Zhaga Consortium
building strategy from the inside out (training & workshops) 

About Zhaga Consortium    

Zhaga Consortium is a global consortium shaping the technical standards behind smart, sustainable lighting. Its “Books” (interface specifications) are embedded in city lighting systems, sensors, modules and smart grids worldwide.  

in brief — challenge → move → outcome 

Challenge
Technical depth, many audiences; need a shared story with real internal ownership.  
 
Move
Inside-out facilitation: listening labs, message architecture workshop, stakeholder pressure-testing, toolmaking for leaders and chairs.
 
Outcome
A stable, adoption-ready narrative that reflects ambition and stands up in labs and policy rooms alikerecognisably Zhaga Consortium.    

Context — one message, many audiences

To scale impact across regions and audiences (engineers, members, cities, regulators), the communication strategy had to be co-built from inside the organisation — rooted in mission and governance, not layered on afterwards. 

The challenge

Turn deep, technical value into a shared story that travels from labs to policy rooms — without diluting substance — and build internal ownership so the narrative is used consistently by leaders, technical chairs and partners.    

Our role — discreet co-pilot, inside your rhythm 

Since 2018, we’ve worked alongside Zhaga Consortium’s leadership (Secretaries-General and communications leads) across Europe, North America and Asia. Our contribution: structure and facilitate a programme of workshops and working sessions that translate ambition into a coherent story and usable tools — always recognisably Zhaga Consortium.  

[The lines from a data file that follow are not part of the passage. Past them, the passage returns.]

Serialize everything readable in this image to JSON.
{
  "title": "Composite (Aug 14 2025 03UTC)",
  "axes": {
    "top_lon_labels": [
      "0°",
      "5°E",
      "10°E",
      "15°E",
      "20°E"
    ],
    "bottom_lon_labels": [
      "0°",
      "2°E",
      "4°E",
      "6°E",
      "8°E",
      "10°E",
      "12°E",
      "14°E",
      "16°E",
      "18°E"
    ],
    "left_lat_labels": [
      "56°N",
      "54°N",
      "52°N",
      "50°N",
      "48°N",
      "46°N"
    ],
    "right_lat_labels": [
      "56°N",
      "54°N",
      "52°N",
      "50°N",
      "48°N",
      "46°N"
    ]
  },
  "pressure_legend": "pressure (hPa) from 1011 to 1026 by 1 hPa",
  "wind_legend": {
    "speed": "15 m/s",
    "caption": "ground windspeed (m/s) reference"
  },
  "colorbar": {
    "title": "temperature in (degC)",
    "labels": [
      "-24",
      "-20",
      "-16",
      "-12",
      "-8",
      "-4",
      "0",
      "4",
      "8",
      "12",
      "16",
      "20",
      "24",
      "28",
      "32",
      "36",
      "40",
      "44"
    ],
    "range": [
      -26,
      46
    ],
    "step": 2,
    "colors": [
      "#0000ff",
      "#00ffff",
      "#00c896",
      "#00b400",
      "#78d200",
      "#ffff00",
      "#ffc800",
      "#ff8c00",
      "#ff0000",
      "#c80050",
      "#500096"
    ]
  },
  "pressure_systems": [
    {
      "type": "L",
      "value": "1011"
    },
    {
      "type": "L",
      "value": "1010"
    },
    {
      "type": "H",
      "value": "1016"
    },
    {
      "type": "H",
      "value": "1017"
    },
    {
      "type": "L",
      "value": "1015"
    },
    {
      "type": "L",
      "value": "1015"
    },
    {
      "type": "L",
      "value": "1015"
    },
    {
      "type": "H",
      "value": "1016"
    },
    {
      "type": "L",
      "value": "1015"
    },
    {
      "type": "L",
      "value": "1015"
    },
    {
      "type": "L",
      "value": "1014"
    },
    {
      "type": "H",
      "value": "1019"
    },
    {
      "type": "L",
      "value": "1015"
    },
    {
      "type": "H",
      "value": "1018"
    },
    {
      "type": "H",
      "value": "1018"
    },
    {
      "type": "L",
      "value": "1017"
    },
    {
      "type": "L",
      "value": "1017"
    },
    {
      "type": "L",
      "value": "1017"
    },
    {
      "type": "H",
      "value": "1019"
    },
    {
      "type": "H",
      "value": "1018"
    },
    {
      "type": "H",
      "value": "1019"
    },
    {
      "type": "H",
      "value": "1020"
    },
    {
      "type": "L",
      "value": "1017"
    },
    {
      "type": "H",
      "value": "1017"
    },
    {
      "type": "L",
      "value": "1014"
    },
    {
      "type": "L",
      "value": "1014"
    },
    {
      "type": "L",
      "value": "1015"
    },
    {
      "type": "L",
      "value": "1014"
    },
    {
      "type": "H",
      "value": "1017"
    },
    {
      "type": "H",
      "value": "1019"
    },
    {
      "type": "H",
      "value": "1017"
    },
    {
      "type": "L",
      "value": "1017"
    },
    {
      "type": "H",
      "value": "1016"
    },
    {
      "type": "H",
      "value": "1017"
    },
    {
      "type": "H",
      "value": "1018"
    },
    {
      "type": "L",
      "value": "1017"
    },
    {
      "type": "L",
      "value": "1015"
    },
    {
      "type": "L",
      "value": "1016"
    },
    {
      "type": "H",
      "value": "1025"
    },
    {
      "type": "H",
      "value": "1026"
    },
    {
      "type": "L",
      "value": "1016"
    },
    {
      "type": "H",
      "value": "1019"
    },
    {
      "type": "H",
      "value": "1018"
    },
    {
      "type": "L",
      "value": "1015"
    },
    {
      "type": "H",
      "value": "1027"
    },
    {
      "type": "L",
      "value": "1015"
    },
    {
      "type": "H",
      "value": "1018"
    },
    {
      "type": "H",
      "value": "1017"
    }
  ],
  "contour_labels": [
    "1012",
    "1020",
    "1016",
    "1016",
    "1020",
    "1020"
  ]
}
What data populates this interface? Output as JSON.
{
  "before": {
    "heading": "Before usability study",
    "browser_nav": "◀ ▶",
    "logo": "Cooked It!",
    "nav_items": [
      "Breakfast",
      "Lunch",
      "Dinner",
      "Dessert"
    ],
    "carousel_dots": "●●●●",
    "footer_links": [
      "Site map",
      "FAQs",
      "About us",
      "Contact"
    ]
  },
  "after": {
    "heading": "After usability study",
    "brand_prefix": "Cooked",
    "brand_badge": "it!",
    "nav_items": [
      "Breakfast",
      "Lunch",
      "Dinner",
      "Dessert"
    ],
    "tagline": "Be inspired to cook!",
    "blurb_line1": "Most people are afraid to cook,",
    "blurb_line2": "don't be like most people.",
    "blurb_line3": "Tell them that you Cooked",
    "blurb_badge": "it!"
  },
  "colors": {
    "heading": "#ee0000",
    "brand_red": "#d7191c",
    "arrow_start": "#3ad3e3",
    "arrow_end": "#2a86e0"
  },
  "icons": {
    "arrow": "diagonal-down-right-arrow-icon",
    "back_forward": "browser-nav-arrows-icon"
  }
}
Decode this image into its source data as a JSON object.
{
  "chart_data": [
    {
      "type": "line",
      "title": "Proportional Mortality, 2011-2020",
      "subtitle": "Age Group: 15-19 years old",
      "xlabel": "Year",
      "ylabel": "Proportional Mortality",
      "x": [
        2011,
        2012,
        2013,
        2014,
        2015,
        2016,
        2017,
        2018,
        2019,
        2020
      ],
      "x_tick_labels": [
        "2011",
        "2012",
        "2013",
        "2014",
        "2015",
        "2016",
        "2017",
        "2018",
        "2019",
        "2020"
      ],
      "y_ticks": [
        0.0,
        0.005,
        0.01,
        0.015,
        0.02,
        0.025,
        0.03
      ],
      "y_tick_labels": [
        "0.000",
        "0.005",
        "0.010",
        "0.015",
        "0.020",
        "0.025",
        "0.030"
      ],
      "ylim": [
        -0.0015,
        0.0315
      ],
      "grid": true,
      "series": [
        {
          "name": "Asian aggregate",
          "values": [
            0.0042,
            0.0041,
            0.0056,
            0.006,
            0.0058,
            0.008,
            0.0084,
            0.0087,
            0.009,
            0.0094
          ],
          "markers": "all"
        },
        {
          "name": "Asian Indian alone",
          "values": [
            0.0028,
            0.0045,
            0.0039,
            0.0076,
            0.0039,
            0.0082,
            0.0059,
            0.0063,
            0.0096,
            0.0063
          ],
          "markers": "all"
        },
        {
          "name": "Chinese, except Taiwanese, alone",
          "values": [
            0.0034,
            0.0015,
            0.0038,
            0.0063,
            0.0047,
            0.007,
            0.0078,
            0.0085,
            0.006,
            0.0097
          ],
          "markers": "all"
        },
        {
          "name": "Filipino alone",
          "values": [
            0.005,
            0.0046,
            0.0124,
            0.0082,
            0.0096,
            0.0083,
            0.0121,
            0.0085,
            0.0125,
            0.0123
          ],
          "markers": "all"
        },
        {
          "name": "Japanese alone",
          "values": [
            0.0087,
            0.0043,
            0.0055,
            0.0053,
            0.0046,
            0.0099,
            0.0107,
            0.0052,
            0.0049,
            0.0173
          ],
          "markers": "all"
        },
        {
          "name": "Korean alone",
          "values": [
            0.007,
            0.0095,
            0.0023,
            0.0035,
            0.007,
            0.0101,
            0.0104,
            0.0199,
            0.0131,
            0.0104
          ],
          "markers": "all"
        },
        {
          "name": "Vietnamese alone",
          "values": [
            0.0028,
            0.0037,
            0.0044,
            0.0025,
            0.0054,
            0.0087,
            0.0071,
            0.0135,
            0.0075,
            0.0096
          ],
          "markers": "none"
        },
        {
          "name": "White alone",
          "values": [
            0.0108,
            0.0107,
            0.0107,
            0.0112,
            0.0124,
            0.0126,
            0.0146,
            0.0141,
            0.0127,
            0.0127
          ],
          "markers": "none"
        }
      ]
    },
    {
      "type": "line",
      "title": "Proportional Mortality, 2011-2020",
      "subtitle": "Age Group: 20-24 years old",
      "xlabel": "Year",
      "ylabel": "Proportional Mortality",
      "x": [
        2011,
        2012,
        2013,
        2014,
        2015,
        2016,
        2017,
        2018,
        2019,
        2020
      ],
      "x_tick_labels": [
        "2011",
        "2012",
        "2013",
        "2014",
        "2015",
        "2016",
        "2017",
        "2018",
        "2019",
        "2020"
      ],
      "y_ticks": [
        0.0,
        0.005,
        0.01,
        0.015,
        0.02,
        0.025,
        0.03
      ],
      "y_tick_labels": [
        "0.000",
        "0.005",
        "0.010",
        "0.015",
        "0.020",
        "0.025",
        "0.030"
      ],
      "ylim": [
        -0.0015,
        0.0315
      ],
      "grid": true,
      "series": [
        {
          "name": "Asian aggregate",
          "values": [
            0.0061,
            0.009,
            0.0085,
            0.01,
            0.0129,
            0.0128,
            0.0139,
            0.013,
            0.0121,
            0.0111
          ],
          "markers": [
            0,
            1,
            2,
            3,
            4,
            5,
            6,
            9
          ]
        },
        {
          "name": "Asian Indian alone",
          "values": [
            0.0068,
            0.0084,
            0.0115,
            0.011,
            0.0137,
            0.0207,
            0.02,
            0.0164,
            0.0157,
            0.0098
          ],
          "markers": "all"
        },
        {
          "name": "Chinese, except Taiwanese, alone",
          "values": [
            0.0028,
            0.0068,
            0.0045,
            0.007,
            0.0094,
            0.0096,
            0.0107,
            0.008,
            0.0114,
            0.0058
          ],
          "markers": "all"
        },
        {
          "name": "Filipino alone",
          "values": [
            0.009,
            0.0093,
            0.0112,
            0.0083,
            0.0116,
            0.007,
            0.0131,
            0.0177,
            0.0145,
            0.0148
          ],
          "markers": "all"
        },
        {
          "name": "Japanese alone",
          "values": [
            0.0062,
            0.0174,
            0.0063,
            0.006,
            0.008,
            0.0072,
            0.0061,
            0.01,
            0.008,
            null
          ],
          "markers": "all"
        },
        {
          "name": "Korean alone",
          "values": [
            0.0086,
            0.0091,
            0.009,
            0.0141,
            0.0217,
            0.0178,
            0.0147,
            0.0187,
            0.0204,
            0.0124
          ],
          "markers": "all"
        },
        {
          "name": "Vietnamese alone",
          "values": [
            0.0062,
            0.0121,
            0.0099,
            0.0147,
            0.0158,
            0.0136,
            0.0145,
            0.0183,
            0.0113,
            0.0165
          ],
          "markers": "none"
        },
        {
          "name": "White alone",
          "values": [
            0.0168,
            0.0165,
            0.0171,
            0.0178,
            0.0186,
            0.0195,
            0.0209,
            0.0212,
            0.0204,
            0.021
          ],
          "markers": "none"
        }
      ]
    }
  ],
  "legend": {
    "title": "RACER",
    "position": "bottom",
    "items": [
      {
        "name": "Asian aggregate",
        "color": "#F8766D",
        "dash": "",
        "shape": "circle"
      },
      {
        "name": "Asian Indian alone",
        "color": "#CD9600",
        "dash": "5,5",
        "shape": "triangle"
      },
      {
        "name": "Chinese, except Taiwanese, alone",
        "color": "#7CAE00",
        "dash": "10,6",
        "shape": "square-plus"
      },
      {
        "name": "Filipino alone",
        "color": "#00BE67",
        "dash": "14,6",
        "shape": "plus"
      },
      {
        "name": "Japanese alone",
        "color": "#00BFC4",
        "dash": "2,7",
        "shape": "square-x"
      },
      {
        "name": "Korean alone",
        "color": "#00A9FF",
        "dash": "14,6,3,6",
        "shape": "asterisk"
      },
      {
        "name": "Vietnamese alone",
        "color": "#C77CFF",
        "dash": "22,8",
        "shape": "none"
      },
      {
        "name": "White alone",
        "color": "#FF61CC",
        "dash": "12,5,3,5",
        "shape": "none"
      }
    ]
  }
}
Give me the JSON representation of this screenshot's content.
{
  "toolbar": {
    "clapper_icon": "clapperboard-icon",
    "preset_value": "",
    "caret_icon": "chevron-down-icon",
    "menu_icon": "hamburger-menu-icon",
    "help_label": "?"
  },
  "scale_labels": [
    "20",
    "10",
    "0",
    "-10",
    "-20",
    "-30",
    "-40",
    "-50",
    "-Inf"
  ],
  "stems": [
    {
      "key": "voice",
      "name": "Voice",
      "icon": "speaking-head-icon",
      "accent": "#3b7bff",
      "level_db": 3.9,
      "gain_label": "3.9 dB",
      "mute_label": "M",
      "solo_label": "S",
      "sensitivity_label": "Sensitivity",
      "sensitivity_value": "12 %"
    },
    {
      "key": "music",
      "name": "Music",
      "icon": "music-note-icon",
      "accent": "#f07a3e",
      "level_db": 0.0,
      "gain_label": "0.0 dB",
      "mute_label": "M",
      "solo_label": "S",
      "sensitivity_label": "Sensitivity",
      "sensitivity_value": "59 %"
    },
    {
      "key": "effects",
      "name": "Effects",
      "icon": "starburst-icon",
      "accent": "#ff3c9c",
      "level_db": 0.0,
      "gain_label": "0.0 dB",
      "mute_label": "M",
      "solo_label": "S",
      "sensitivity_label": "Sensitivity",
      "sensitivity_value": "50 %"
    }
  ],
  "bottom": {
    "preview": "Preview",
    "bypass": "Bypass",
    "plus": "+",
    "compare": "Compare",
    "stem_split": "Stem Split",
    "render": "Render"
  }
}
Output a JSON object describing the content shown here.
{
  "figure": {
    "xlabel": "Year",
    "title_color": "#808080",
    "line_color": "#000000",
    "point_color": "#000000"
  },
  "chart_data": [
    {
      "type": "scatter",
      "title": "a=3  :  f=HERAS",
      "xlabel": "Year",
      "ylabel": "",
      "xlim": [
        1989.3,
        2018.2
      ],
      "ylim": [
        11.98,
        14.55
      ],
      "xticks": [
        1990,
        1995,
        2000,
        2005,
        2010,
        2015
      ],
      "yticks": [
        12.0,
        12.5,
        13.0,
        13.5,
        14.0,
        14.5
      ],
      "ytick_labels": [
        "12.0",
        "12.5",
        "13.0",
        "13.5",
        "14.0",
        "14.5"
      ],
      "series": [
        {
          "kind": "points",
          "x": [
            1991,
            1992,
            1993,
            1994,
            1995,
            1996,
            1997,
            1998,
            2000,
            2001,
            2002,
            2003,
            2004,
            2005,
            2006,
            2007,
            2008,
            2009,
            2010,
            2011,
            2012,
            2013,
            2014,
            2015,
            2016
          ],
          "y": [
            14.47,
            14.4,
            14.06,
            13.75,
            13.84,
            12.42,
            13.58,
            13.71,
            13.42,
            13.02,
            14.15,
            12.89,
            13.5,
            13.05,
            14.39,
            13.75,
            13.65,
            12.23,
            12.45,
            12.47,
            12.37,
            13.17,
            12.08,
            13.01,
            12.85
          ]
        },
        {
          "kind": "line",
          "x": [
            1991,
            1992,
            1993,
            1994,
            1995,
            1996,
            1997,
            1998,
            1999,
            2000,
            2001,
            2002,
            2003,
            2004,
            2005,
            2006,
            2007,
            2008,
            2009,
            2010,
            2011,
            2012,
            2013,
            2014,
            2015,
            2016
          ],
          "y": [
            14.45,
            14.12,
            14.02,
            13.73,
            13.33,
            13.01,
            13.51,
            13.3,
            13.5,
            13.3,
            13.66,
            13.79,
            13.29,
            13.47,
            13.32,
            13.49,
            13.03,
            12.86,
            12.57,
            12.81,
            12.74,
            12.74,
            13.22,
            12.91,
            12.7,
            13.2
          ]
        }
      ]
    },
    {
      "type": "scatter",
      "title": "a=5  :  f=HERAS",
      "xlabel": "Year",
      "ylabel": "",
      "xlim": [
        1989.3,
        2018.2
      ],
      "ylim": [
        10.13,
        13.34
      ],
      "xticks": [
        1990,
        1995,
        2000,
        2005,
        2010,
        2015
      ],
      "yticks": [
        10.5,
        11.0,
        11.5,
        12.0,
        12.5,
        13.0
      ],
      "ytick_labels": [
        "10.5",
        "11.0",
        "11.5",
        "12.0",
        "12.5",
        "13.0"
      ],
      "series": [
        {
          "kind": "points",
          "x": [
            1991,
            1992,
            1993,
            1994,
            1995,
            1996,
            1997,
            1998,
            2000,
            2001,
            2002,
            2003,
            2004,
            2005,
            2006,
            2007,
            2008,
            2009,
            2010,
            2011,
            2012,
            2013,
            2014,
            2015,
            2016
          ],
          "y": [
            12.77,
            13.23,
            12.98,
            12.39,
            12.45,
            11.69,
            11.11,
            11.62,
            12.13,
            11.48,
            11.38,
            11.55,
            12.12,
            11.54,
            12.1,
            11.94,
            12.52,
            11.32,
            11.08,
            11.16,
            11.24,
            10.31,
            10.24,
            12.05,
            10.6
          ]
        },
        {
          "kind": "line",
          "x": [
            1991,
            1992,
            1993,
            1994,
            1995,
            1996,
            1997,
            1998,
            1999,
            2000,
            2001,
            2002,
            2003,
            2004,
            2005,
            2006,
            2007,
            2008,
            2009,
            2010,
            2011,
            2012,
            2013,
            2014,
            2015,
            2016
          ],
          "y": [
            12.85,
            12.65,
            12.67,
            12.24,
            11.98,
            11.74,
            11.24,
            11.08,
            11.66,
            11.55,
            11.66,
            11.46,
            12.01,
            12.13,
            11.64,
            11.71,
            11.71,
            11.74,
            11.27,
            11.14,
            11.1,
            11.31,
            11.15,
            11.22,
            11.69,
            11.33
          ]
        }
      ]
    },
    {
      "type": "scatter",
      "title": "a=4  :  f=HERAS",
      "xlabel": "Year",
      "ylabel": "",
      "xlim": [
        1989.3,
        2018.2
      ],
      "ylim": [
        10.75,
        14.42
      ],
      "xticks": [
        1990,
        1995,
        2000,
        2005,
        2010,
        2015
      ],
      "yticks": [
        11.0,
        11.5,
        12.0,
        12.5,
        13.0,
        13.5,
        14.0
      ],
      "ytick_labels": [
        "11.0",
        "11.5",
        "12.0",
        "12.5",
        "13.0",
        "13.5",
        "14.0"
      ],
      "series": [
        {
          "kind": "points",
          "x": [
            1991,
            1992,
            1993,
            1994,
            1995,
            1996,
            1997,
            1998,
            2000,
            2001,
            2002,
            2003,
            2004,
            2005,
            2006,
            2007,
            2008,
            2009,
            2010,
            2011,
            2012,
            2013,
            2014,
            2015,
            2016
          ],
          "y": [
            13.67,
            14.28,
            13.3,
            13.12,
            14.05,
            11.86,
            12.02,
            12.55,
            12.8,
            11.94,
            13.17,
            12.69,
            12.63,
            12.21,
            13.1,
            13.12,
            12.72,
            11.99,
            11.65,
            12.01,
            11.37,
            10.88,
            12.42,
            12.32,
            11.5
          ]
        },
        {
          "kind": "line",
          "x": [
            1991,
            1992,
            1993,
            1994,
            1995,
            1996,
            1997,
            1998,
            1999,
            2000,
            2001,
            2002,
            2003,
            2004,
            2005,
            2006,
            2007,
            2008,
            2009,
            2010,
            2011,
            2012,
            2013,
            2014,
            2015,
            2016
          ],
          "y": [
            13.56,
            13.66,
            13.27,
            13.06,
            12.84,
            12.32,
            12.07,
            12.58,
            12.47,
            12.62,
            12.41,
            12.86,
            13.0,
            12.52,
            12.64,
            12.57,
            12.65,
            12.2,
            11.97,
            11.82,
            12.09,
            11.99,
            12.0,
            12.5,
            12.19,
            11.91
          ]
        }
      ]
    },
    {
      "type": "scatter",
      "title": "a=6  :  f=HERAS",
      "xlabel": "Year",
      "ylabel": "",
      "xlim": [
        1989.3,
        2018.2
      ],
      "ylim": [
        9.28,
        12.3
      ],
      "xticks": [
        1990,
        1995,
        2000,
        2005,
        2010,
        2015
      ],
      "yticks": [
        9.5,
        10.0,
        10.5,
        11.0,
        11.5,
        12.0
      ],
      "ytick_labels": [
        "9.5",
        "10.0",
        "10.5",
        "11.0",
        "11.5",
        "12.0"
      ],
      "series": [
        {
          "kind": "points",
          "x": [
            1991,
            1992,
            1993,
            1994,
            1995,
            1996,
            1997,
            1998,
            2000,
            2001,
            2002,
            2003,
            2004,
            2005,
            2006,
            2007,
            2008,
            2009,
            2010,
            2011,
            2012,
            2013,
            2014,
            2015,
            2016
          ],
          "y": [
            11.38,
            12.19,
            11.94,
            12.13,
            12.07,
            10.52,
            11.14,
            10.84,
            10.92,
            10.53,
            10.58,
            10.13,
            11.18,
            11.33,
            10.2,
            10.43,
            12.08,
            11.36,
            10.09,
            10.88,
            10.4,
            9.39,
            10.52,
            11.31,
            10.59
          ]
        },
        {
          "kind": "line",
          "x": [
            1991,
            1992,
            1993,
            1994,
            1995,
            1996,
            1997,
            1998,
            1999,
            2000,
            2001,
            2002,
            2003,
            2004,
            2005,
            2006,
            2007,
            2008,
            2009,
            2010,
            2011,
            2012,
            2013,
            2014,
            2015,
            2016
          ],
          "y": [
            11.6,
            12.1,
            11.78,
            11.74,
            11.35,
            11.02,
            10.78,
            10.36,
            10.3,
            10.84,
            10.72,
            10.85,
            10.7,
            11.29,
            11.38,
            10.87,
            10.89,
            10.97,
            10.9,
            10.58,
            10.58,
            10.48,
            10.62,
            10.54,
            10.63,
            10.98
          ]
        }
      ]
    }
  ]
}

What we did — the workshop arc

  • Discovery & listening labs — sessions with engineers, governance actors and comms leads to surface intent, constraints and proof. We “entered their world” first, before shaping messages.  
  • Message architecture workshop — from mission to value proposition to proof points; build a narrative that reflects ambition and is legible for technical and political audiences.  
  • Story pressure-testing — practise with real stakeholder scenarios (cities, partners, regulators); refine wording until it holds under scrutiny.  
  • Toolmaking & adoption — turn agreements into slide blocks, one-pagers and speaker notes so the Secretary-General, technical chairs and partners can deploy the story in their own voice.  

Outcomes — built for brussels and beyond  

  • Consistent narrative across technical and policy audiences — a story that engineers endorse and non-engineers can act on.  
  • Credible, value-driven brand in a highly specialised field — rooted in how the organisation actually works.  
  • A communication ecosystem that grows with the organisation — tools and habits that scale across continents.